VI.2- Le phénomène prion en biologie

On peut donc s’attendre à ce que la modulation de l’activité de protéines par des conformations alternatives, comme c’est le cas dans des pathologies à prions et pour la transmission de caractères chez la levure, puisse se produire dans d’autres circonstances naturelles non encore identifiées. Néanmoins, en l’absence d’anomalies il n’est pas facile de mettre en évidence un tel phénomène.

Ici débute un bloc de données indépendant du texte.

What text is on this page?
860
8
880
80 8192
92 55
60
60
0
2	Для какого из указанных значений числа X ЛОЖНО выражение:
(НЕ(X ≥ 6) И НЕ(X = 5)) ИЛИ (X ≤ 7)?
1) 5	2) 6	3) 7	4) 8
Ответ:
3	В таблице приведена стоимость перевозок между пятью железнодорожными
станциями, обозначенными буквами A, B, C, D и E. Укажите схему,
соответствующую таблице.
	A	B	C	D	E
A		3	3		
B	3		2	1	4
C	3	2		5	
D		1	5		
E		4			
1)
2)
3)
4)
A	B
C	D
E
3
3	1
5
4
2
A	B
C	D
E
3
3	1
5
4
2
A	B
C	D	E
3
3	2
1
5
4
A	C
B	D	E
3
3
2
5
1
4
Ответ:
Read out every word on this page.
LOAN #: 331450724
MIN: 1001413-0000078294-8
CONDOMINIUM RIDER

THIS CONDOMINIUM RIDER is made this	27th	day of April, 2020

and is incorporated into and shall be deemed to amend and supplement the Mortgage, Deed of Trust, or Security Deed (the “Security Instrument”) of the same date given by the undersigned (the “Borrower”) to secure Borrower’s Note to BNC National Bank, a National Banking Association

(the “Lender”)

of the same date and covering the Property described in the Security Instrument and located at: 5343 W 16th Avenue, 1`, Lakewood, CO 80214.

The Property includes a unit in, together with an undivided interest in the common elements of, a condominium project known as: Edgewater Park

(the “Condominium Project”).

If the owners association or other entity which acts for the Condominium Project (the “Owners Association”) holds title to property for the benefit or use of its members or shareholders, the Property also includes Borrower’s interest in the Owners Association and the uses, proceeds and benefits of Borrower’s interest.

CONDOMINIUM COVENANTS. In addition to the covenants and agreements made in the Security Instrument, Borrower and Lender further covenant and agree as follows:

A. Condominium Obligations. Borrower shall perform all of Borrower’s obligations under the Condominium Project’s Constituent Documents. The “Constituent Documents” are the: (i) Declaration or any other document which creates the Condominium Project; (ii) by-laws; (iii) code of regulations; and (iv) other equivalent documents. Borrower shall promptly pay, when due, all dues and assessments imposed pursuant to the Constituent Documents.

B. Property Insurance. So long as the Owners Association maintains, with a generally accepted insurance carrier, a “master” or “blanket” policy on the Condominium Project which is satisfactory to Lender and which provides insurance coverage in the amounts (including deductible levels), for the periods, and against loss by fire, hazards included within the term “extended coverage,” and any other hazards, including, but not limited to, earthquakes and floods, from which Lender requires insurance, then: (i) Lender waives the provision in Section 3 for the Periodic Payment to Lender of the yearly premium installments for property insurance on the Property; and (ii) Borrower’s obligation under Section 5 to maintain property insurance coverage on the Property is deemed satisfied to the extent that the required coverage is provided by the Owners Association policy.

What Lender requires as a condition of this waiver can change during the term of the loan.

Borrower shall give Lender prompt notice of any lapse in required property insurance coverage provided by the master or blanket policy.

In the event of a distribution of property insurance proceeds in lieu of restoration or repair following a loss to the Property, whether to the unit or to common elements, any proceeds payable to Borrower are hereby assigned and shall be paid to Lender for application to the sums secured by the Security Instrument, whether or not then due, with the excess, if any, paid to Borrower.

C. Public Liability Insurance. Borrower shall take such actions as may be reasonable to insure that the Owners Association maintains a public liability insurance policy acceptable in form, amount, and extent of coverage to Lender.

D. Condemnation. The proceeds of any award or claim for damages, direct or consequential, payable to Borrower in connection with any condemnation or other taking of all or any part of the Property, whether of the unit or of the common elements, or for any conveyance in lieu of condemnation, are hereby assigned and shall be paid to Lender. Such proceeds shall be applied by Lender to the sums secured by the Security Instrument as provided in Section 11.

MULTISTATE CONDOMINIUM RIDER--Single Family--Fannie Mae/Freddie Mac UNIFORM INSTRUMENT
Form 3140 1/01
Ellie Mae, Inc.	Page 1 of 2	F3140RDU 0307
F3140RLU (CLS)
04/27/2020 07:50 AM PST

Des protéines sous différentes conformations

De nombreuses protéines peuvent établir des interactions intermoléculaires via la formation de feuillets β prompts à se structurer en fibres [85]. Il s’agit donc d’une propriété intrinsèque à certains polypeptides. C’est ce type d’interaction qui permet la formation de filaments d’actine ou encore des microtubules qui, de par leur stabilité, ont un rôle structural dans le maintien du cytosquelette. A la différence de ces filaments, les fibres amyloïdes associées à de nombreuses pathologies, présentent des structures perpendiculaires entre des brins riches en feuillets-β appelées « cross-β».
Ces structures amyloïdes existent aussi dans la nature ou leur formation est associée à des fonctions particulières. Ces structures sont beaucoup plus stables que les monomères globulaires de départ qui les constituent et elles possèdent par ailleurs, une certaine plasticité leur permettant de s’adapter aux conditions du milieu [86]. C’est le cas de la curline et d’autres constituants des biofilms bactériens [87], de l’hydrophobine d’enveloppe de champignons qui résiste à l’eau et aussi la fibroïne de soie et la spidroïne de toiles d’araignées [88]. On peut aussi citer le chorion des coquilles d’œufs de poissons et d’insectes et la nicorine, une toxine bactérienne formant des canaux ioniques par agrégation.
Chez les mammifères ce phénomène de fibrillation a été également décrit pour différentes protéines telles, celles des fibres du cristallin de l’œil ou encore la fibrine impliquée dans les phénomènes de coagulation ou encore des conformères amyloïdes de l’endostatine, un fragment peptidique dérivé du collagène 84. La myoglobine dans des conditions particulières est également capable de se structurer en fibres amyloïdes. Enfin la formation de structures amyloïdes dans le cadre de la biosynthèse de la mélanine, a été récemment illustrée, ainsi que l’importance de ces structures alternatives à la fois dans la fonction de ce polymère et dans des phénomènes pathologiques au travers de son rôle de protection contre les effets toxiques de la forme oligomérique intermédiaire non agrégée [89].
Ainsi la formation de fibrilles amyloïdes de différents types trouvées dans les cellules, procède du même mécanisme de nucléation-polymérisation que celui utilisé par les prions [6]. Bien qu’il ne s’agisse pas ici du concept prion dans son ensemble, car ne faisant pas intervenir la notion de transmission, on voit que dans la nature la formation de fibres par agrégation (polymérisation) de protéines peut servir des fonctions importantes.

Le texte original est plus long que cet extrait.